You should use Browser Elements if you want a deeper level of control and customization of the styles and layout of your UI while using the Browser APIs. For example, if the appearance prop does not meet your needs, Browser Elements might be for you. That said, you can also use Browser Elements alongside the prebuilt components.

  • Component-first - Make it as easy to build custom UIs with Browser as it is with Browser's drop-in prebuilt components. Browser Elements handles the underlying business logic for you and provides a curated library of components without sacrificing on best practices or features.
  • Unstyled, with a little bit of magic - Use the web platform and best-in-class components for building great authentication flows. Baked-in to the components are little bits of magic, like the fully accessible segmented input, and instant password validation during sign up.

Integrate Browser Elements into your workflow

Browser Elements can be integrated into your existing application and workflows. For example, you may want to use Browser Elements with:

  • Tailwind CSS – If you use Tailwind CSS, you can pass a className prop to most elements that Browser Elements renders.

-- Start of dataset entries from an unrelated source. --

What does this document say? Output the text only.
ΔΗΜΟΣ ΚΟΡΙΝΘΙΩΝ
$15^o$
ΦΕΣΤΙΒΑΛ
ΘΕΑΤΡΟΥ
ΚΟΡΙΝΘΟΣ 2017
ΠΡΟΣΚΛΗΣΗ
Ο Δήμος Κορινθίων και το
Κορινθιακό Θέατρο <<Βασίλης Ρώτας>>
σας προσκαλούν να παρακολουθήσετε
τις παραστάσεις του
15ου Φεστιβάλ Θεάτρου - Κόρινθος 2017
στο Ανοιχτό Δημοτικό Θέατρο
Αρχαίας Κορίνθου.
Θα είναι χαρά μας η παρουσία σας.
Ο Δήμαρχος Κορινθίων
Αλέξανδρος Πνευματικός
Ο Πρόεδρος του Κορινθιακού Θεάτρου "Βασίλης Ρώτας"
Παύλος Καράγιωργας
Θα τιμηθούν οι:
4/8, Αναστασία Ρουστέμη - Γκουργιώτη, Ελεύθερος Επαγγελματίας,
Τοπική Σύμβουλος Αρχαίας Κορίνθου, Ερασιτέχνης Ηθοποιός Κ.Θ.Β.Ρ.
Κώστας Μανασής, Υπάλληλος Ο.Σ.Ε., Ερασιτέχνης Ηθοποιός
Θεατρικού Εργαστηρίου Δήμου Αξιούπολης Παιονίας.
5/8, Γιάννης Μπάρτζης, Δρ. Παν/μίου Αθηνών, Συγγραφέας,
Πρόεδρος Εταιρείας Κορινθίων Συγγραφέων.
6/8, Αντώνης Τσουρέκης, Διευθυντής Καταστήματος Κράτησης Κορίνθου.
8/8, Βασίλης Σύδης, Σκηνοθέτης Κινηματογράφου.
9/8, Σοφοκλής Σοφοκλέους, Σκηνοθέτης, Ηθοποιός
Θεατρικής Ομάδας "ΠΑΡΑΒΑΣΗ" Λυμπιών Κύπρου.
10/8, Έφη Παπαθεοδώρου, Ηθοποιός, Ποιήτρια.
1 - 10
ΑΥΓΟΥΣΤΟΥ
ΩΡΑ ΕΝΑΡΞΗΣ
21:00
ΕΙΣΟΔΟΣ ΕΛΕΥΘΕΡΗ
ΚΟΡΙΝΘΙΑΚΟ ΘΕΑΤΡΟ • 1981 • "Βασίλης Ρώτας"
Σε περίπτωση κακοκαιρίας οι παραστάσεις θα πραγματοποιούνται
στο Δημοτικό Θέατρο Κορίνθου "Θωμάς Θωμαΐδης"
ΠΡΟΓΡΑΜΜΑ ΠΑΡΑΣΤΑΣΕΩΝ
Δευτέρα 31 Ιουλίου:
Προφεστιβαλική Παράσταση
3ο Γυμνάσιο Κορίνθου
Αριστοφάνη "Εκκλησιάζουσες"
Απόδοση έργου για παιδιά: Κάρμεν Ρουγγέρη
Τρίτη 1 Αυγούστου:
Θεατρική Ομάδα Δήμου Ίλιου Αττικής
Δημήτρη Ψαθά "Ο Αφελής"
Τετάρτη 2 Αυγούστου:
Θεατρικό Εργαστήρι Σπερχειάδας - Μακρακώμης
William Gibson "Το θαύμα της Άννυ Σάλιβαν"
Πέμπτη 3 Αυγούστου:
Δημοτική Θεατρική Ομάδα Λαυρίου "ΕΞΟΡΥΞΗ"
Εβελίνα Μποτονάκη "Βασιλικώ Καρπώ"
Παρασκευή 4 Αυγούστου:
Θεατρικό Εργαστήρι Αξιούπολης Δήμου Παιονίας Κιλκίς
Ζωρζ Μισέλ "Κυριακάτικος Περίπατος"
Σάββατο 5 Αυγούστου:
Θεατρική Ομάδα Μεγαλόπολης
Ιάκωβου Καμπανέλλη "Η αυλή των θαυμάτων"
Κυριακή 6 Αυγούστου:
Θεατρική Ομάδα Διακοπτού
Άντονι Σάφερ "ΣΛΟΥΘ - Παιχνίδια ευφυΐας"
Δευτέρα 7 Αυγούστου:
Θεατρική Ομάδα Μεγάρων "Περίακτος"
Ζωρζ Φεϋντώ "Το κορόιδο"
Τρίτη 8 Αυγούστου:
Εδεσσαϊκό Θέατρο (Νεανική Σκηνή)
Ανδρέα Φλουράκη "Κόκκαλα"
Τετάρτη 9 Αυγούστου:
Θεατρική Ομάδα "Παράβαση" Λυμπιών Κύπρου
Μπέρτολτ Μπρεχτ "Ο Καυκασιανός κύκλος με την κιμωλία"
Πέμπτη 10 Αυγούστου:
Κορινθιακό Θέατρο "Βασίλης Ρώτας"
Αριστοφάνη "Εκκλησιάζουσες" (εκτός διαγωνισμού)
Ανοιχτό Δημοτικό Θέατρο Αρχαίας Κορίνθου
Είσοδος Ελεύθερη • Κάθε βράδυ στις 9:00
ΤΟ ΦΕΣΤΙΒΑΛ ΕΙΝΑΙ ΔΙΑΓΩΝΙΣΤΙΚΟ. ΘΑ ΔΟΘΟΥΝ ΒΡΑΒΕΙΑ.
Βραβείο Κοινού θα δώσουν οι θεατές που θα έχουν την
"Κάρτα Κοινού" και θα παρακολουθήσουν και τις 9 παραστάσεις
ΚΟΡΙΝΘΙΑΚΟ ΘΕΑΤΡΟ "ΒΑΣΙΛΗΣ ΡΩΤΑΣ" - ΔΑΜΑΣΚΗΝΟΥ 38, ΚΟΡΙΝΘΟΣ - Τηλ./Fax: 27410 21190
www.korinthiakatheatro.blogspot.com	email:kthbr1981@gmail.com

See the styling guide to learn more.
  • Existing styles or component library – If you have an existing component library that you want to use to build your authentication UIs, Browser Elements supports composition via an asChild prop. Read the styling guide to learn more.
  • With prebuilt components - Continue using prebuilt components while customizing the flows you care most about.

Getting started

Browser Elements currently only works with Next.js App Router and Browser Core 2. As it gets closer to a stable release, support for additional frameworks will be added. If your Next.js application is already using Browser, make sure to upgrade to Core 2. If you're starting from scratch, follow the Next.js quickstart before proceeding.

To get started, install the Browser Elements package:

npm install @browser/elements
pnpm add @browser/elements
yarn add @browser/elements
bun add @browser/elements

Important

If your project uses TypeScript, make sure that your moduleResolution in tsconfig.json is set to bundler. Otherwise, you might run into issues with resolving TypeScript types from Browser Elements.

Once you have your project set up, you can start building custom UIs with Browser Elements using Browser's guides and examples. For example, to use Browser Elements to build a custom sign-in flow, you can explore:

Note

With the beta release, only sign-up and sign-in flows are supported. Support for building the rest of the prebuilt components with Elements is actively being worked on.